Houses come in all shapes and sizes – as do lifts for the home. For houses with two or more floors and generously-proportioned internal space, a domestic platform lift should be the most suitable solution. With a footprint that meets regulations to ensure it can accommodate up to four people or a wheelchair user, this type of passenger lift is capable of serving the occupants of a large house over an extended period.
The addition of a platform lift into a private dwelling has a number of considerations and costs. In a new dwelling these can all be part of the architect’s plans and building work, and therefore costed as part of the whole project. Platform lifts need a level entry so may require a shallow pit at ground level. Adequate space on each landing should be provided too.
Platform lifts can be supplied in a wealth of designs – automatic single opening door, sliding doors (for a more conventional passenger lift appearance), or even with doors to match a house interior. Entrances can be single or multiple, giving flexibility on each landing and the operating shaft can be purpose-built, structure-supported, glass or clad. The lift finishes can also be matched to the interior of the dwelling.
In an existing dwelling, there are four clear stages to a project: surveying the site to produce plans, the builder’s work, the lift installation and the internal decoration.
Stannah’s Midilift range of platform lifts meet the requirements of BS 8300:2001 and are designed to give specifiers a wealth of options to meet every technical and aesthetic requirement.
Choice for smaller homes
When the lift requires only two stops, a simpler, through-the-floor lift can provide a perfect solution. Installed very simply, with no shaft required, these types of lifts have a small footprint for just two standing passengers and can fit discreetly into the corner of a room. This makes the location of the lift quite flexible.
Installing a through-the-floor lift requires minimal builder’s work, and within just a few days, the lift is installed and ready to use. Discreet and occupying minimum space, these products provide quick access over two floors.
At Stannah, our through-the-floor Salise lift, which meets the requirements of BS 5900:2012, has proven to be a popular choice in smaller homes.
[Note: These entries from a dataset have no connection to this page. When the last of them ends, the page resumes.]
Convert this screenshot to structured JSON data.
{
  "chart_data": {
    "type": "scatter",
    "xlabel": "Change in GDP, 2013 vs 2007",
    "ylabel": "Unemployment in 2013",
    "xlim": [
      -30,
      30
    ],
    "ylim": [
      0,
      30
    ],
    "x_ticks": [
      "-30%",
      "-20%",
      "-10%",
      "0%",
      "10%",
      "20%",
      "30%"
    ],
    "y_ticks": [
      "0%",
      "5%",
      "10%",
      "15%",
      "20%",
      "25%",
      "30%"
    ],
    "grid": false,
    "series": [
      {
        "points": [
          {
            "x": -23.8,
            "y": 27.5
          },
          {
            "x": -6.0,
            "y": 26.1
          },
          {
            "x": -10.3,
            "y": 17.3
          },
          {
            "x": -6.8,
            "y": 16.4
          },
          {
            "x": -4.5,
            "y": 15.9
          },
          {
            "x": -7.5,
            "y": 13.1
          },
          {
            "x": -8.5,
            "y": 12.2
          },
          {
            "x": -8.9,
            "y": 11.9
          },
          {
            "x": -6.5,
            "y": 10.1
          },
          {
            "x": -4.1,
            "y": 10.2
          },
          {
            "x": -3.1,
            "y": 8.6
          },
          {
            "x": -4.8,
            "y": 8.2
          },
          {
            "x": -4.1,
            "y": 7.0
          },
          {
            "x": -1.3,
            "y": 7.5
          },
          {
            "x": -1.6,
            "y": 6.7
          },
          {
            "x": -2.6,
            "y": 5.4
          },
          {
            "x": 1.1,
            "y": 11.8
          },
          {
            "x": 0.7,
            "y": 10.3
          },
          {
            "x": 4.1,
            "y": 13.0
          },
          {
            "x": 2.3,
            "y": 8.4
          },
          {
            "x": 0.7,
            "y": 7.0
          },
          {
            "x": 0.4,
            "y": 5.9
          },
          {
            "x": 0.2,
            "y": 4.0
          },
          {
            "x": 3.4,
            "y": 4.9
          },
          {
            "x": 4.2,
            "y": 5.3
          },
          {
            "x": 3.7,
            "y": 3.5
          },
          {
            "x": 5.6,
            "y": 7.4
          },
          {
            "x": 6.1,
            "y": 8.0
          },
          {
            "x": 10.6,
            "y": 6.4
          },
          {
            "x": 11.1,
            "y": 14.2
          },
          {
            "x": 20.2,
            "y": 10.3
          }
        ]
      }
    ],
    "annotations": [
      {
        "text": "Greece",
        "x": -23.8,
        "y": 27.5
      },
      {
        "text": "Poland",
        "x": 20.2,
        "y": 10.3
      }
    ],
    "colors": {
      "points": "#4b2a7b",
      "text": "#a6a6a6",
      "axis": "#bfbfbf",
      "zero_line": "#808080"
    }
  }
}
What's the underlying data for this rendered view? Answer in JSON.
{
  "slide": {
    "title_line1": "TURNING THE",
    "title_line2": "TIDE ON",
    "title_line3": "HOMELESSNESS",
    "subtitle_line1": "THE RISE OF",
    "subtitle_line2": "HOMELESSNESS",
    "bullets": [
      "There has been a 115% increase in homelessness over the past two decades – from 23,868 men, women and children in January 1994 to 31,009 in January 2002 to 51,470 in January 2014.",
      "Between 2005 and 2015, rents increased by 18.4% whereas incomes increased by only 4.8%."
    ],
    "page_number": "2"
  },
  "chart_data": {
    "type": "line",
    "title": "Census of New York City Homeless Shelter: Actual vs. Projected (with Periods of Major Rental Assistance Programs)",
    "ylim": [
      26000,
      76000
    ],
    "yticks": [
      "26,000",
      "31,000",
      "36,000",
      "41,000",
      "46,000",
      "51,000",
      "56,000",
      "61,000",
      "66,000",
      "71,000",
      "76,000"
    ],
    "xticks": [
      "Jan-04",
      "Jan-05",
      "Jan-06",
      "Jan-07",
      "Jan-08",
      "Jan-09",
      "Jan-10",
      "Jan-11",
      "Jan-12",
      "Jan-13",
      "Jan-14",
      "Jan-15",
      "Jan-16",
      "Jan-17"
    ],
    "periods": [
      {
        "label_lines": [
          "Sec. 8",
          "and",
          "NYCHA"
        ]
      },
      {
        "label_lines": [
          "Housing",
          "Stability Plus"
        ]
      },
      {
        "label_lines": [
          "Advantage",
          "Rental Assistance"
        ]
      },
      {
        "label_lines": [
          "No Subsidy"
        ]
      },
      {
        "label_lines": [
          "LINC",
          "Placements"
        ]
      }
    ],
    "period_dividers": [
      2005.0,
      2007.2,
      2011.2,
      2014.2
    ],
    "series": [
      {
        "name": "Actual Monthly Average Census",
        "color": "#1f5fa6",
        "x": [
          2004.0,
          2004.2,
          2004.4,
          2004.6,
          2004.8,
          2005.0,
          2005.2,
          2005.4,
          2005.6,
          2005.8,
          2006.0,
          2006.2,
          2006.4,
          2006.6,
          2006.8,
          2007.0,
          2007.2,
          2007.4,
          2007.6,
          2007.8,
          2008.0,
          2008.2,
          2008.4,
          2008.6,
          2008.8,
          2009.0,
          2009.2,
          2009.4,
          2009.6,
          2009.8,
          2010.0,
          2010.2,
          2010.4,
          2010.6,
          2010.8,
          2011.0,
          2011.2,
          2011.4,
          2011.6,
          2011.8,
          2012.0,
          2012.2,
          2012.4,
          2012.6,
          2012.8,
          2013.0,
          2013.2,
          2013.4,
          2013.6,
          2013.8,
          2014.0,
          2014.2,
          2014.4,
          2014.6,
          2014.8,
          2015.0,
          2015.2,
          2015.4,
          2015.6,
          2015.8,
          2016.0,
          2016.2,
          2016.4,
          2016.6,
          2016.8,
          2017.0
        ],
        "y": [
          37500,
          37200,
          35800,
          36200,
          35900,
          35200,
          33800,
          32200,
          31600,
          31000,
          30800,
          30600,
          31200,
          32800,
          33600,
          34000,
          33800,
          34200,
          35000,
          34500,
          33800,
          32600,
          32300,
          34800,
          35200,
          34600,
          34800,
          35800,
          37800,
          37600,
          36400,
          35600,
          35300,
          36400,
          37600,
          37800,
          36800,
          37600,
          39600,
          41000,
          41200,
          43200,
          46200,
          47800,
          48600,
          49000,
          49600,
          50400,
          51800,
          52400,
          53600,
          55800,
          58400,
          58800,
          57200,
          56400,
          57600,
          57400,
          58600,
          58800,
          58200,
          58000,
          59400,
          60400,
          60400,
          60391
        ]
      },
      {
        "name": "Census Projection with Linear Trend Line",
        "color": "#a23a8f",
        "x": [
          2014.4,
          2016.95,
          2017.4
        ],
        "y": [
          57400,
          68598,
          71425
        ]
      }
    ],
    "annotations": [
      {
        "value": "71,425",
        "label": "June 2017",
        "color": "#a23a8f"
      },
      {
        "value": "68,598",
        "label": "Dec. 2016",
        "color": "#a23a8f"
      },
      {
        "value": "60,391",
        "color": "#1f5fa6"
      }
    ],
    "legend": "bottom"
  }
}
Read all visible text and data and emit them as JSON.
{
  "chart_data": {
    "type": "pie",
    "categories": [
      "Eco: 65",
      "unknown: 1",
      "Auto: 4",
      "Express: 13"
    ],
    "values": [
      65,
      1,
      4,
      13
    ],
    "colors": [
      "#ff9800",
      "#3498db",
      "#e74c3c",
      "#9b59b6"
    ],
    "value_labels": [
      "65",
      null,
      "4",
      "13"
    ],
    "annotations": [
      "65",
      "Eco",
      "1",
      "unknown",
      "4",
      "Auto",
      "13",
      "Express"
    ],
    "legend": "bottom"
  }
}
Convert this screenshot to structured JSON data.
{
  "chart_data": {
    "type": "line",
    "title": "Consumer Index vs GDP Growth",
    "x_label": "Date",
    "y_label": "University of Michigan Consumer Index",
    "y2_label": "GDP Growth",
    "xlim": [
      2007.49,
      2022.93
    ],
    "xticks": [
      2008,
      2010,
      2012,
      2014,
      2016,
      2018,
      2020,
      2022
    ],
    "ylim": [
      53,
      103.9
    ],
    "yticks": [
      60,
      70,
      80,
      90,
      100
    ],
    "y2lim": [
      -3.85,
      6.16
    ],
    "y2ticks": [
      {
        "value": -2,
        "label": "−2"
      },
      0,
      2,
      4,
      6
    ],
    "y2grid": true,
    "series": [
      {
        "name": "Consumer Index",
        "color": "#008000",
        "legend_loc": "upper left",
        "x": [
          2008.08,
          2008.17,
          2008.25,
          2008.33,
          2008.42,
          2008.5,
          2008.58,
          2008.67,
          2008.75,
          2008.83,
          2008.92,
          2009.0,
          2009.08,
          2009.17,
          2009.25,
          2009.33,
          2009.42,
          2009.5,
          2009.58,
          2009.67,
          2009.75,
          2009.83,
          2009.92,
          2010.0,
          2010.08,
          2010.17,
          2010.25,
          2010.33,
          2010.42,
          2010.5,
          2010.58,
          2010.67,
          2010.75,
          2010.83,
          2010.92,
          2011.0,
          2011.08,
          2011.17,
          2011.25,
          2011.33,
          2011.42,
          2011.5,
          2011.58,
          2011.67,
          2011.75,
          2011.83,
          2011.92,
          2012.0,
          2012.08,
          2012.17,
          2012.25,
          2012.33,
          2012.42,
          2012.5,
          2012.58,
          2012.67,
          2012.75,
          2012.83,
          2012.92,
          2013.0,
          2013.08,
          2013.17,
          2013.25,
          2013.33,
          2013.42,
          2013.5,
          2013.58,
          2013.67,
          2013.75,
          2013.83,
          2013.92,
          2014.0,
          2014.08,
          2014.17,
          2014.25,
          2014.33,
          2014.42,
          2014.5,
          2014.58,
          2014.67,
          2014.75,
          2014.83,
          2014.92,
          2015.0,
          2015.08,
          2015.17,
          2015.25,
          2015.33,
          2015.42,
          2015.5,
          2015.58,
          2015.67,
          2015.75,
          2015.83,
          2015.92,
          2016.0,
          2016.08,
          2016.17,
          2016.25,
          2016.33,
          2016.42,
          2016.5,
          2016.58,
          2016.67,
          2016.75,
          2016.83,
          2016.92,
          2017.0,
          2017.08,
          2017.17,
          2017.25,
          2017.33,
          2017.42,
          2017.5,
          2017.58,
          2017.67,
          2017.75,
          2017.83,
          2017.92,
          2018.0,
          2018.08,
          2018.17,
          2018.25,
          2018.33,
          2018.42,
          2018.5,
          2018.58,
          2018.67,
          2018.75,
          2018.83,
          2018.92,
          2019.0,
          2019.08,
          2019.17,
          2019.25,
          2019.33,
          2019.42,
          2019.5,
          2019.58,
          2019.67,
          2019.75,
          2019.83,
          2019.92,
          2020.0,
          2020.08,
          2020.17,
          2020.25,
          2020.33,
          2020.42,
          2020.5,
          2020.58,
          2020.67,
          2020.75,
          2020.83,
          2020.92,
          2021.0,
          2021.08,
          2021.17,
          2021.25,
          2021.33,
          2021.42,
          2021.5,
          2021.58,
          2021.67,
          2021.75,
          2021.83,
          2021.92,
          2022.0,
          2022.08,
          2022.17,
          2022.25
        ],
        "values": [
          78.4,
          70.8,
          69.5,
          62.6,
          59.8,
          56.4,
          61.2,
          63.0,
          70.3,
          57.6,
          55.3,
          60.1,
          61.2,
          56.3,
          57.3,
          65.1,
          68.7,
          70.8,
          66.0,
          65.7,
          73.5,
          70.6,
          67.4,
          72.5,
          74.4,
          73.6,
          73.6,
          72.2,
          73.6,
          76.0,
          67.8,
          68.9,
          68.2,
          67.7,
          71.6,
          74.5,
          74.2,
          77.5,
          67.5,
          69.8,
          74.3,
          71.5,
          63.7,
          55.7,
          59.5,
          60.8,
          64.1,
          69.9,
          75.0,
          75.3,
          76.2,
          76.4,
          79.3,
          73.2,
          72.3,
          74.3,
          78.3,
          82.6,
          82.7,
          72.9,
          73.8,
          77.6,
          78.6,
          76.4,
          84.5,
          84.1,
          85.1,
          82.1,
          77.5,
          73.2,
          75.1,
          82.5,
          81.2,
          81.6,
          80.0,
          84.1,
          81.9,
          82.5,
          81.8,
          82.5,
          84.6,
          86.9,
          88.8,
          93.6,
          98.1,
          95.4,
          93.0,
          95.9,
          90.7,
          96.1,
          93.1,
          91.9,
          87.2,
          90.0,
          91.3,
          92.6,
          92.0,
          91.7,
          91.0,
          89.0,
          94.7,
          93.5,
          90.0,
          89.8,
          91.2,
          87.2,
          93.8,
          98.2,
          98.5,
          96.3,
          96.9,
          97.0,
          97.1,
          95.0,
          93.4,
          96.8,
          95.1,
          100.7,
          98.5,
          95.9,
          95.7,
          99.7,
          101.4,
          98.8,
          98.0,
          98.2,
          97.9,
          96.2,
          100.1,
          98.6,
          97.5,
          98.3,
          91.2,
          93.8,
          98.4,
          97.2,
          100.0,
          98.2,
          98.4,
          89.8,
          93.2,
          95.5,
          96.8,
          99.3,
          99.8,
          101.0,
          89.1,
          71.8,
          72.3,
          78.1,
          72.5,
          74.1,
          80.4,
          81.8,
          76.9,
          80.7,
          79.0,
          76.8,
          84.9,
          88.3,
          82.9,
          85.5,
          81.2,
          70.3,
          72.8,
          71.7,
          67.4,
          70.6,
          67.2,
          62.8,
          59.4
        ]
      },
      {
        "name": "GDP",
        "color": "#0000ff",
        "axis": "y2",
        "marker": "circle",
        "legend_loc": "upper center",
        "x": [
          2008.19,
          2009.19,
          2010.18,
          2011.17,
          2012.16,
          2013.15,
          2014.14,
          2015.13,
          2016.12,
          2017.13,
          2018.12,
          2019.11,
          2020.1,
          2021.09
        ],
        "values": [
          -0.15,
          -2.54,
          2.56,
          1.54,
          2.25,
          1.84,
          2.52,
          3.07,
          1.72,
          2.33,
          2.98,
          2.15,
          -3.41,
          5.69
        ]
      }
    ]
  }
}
The trend for the convenience of a lift in luxury homes doesn’t end there. The fashionable town house with multiple floors and unconventional layouts may mean bringing the groceries home (or having them delivered) could involve many flights of stairs. That’s why high-end developers and city conversions are building in a small service lift to take the strain. It’s certainly not a new phenomenon, as grand Victorian homes often had a pulley lift or ‘dumbwaiter’ in a wooden shaft that assisted the below-stairs staff with service in the formal dining room.
In grand home refurbishments, the addition of a small service lift adds both convenience and value to a property – and a little grandeur too.
Stannah’s Microlift dumb waiter has been frequently specified in these settings. Supplied in its own small shaft and able to travel 30 m, with up to three entrances available on each level, the Microlift helps to provide an extra pair of safe hands in a busy home.